One of the first legal pronouncements to be issued in this regard was made in 1950 by Sheikh Husnayn Makhlûf, Egypt's Grand Muftî at the time. Then there was that of his successor, Sheikh Hasan Ma'mûn, which he issued in 1959.
These were followed by many others. The Algerian Fatwa Council passed a ruling to that effect 1972. The Fatwa Council of Jordan did so in 1977. Saudi Arabia's Committee of Leading Scholars passed a verdict to the same effect in 1979.
The Islamic Law Council of the Muslim World League issued its ruling prohibiting the sale of blood on 20 February 1989. This decree also elaborated that a blood transfusion from a woman to a child under two years of age does not produce a foster relationship. (This is another point that all decrees addressing the matter have been in agreement about.)
Dozens, indeed hundreds, of similar decrees have been issued by scholars and organizations around the world.
Likewise, hundreds of books and scholarly articles have been written regarding various questions surrounding blood transfusions. Everything written in favor of blood transfusions has consistently stressed that its permissibility is only in order to preserve life and treat illness. These works also maintain that blood should be donated on a voluntary basis, and not in exchange for any compensation. However, if a patient or hospital is in need of blood, and the only way to procure it is to pay for it, then there is no sin upon the patient or hospital officials for purchasing it. However, all precautions should be made to ensure that the blood is safe and free from disease.
The ruling issued by the Muslim World League's Islamic Law Council states the following:
As for compensation being taken in exchange for blood – in other words, the sale of blood – the Council had determined this to be unlawful and that its unlawfulness is explicitly stated in the Qur'ân along with carrion and pork. This is why it is unlawful to sell blood, especially since it is authentically related in the hadîth that: "When Allah forbids something, He forbids its price." It is also established that the Prophet (peace be upon him) forbid the sale of blood.

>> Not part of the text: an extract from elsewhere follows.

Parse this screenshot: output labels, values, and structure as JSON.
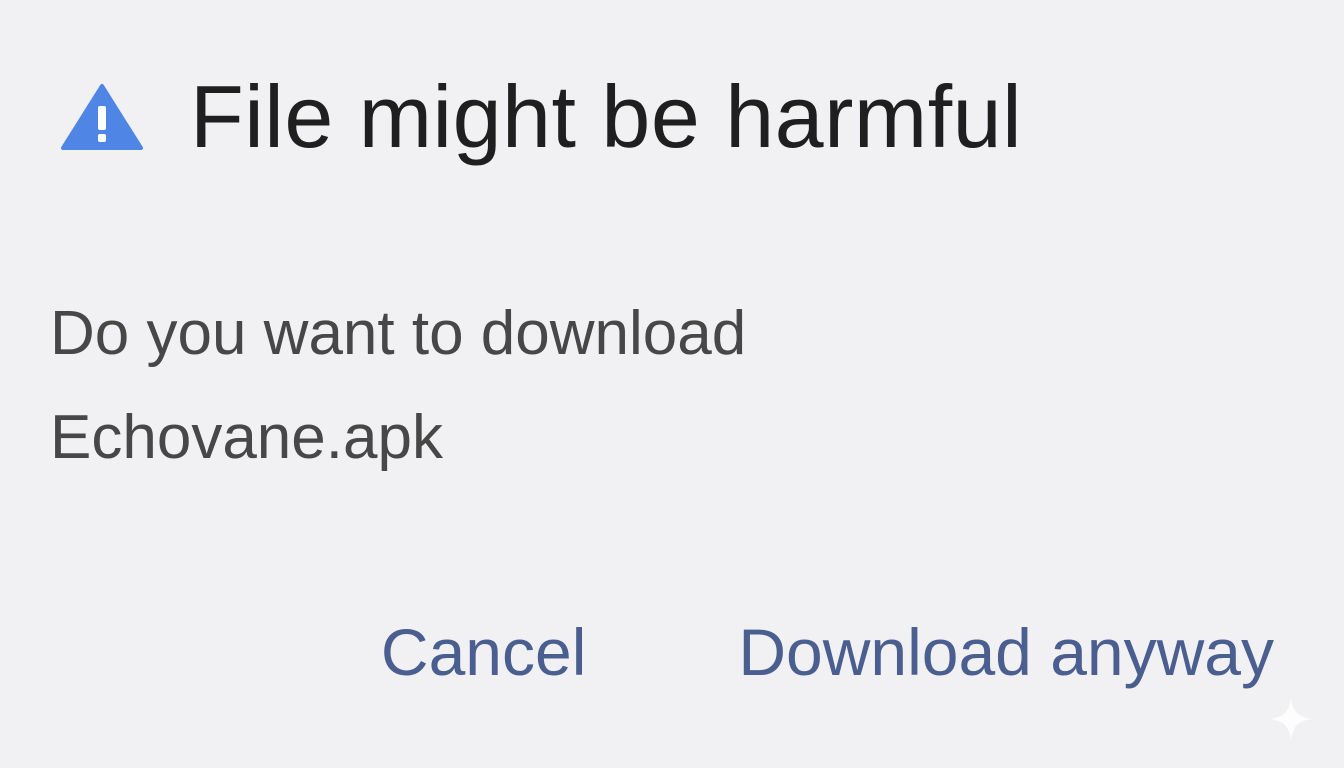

Exempted from this are cases of medical necessity (darûrah) when sufficient supplies of blood cannot be obtained without compensation being given. This is a case where necessity makes permissible that which is unlawful. Therefore, it will be allowed for the purchaser to secure the amount of blood that is needed and there will be no sin on the purchaser for paying the price to the seller. The sin for the transaction will fall entirely on the seller.
Also, there is no objection to giving money as a gift or as a stipend to encourage participation in a blood drive and engage in the humanitarian effort of donating blood. In this case, the matter will remain one of charity and not one of a commercial transaction.
And Allah knows best.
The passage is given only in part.